'The new album is available in oldies shops'
This historic review relates to the first live gig played by the New Testament Procol Harum, 23 September 1991
Winter Gardens Theatre, Toronto
On the first date of its first North American tour in 14 years, British classical rock band Procol Harum played before an appreciative half-house audience at the1,000-seat Winter Gardens Theatre.
It was not, however, the same lineup of the band heard on the new Zoo album The Prodigal Stranger. Guitarist Robin Trower had other commitments and was replaced by ex-Quiver and Lazy Racer guitarist Tim Renwick. Filling out the lineup were former Big Country drummer Mark Brzezicki, bassist Dave Bronze, and original members singer/pianist Gary Brooker and organist Martin Fisher [sic]). The two originals had not performed onstage together since Fisher skipped the light fandango to pursue a solo career in 1969.

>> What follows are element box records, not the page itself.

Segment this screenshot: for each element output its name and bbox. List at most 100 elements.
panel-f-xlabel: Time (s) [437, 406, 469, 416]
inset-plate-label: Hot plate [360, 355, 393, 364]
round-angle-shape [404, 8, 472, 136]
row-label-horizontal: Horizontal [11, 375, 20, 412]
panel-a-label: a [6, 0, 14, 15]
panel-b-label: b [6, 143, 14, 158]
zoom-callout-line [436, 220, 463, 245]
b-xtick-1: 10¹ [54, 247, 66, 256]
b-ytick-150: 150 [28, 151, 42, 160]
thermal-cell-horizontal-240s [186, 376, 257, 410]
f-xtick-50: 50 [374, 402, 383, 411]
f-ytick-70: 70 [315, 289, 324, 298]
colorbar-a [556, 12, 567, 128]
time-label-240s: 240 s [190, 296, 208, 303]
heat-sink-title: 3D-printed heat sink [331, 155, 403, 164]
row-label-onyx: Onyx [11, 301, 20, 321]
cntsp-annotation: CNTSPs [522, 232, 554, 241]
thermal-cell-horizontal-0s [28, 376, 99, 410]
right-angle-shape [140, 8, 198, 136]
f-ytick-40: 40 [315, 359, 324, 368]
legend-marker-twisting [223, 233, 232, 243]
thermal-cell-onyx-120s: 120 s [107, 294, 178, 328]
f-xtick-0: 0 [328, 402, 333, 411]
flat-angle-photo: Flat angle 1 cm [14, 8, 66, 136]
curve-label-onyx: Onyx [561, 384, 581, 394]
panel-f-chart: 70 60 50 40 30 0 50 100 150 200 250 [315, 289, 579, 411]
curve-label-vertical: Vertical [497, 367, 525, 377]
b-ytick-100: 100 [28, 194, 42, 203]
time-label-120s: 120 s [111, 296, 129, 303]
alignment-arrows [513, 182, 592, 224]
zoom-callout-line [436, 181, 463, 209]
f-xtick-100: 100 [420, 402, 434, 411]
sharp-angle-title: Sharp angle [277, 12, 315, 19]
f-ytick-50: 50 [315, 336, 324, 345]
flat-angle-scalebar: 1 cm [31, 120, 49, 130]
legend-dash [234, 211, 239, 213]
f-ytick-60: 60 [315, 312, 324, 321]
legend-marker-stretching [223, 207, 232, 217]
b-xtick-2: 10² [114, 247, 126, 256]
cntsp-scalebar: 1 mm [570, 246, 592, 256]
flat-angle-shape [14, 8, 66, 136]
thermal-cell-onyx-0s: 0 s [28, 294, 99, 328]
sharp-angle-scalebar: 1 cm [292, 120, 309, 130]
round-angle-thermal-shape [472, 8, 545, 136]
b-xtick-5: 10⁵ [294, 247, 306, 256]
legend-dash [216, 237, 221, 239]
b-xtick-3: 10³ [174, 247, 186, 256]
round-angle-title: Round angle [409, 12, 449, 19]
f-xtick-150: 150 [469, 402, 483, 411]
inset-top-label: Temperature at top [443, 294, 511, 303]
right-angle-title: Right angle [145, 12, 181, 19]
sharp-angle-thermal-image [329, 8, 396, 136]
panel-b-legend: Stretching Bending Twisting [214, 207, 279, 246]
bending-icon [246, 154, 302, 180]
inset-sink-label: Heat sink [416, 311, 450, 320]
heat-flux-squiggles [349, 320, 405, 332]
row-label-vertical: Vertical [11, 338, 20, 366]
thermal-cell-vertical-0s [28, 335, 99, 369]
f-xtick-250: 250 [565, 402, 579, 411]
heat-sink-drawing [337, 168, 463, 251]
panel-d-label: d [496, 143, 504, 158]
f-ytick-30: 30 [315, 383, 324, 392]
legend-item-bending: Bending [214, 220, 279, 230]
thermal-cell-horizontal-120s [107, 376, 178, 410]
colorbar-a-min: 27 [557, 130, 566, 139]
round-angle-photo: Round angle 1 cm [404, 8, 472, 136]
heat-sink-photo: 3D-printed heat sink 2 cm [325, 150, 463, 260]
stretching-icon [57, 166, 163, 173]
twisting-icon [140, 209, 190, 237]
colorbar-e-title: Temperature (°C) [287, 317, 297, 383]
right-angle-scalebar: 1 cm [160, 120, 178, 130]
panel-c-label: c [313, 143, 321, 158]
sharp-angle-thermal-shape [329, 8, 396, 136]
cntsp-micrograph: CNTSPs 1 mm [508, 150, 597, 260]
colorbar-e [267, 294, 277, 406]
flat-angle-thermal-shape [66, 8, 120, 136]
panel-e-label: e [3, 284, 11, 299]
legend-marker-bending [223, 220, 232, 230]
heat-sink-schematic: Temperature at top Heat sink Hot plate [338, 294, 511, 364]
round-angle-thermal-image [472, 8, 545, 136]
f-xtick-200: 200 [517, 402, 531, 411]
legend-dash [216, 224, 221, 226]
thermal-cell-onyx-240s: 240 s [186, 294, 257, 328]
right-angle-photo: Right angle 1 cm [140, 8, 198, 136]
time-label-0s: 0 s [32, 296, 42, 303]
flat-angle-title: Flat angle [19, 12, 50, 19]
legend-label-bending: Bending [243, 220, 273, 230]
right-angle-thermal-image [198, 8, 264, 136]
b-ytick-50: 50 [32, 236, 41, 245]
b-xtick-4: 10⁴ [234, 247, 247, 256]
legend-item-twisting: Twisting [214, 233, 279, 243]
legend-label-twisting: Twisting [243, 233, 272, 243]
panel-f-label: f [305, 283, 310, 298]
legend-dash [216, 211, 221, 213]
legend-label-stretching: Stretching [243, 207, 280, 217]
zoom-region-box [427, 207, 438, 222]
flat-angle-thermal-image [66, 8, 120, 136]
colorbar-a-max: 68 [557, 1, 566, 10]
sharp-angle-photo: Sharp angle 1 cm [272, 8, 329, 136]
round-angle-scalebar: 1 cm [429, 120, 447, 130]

The 75-minute set was a fine retrospective of Procol Harum’s music, and was dominated by the blend of Fisher’s rich Hammond organ lines, Renwick’s sharply defined electric guitar licks, and Brooker’s sonorous grand piano fills and vocals. The old songs had the freshness of classics, and the new ones paled only slightly in comparison. The show began, as in past years, with a hard-driving Shine on Brightly, followed by the quirky 1975 set-piece Pandora’s Box and The Truth Won’t Fade Away, a mainstream pop piece from the new album.
Progressive rock war horses like A Salty Dog and Conquistador retained their drama, to the delight of all. Naturally, the group also showed off its new songs, with Man With A Mission, All Our Dreams Are Sold, and The Truth Won’t Fade Away receiving the loudest reception.
Procol Harum had once been accused of being rather dull in its live shows, but this time out there was a looseness, lightness, and humor throughout the evening. Brooker, straining to hit notes near the end of the night, played the role of a jovial, wise-cracking host. At one point, he took a gentle poke at the band’s past, noting that “the new album is available in oldies shops.” To nobody’s surprise, the band played A Whiter Shade of Pale and Repent Walpurgis during the obligatory encore but also performed a rollicking version of Chuck Berry’s Little Queenie (the band, after all, did start off as the R&B group the Paramounts). A nostalgic evening, perhaps, but the set also showed there is still a considerable spark in the group.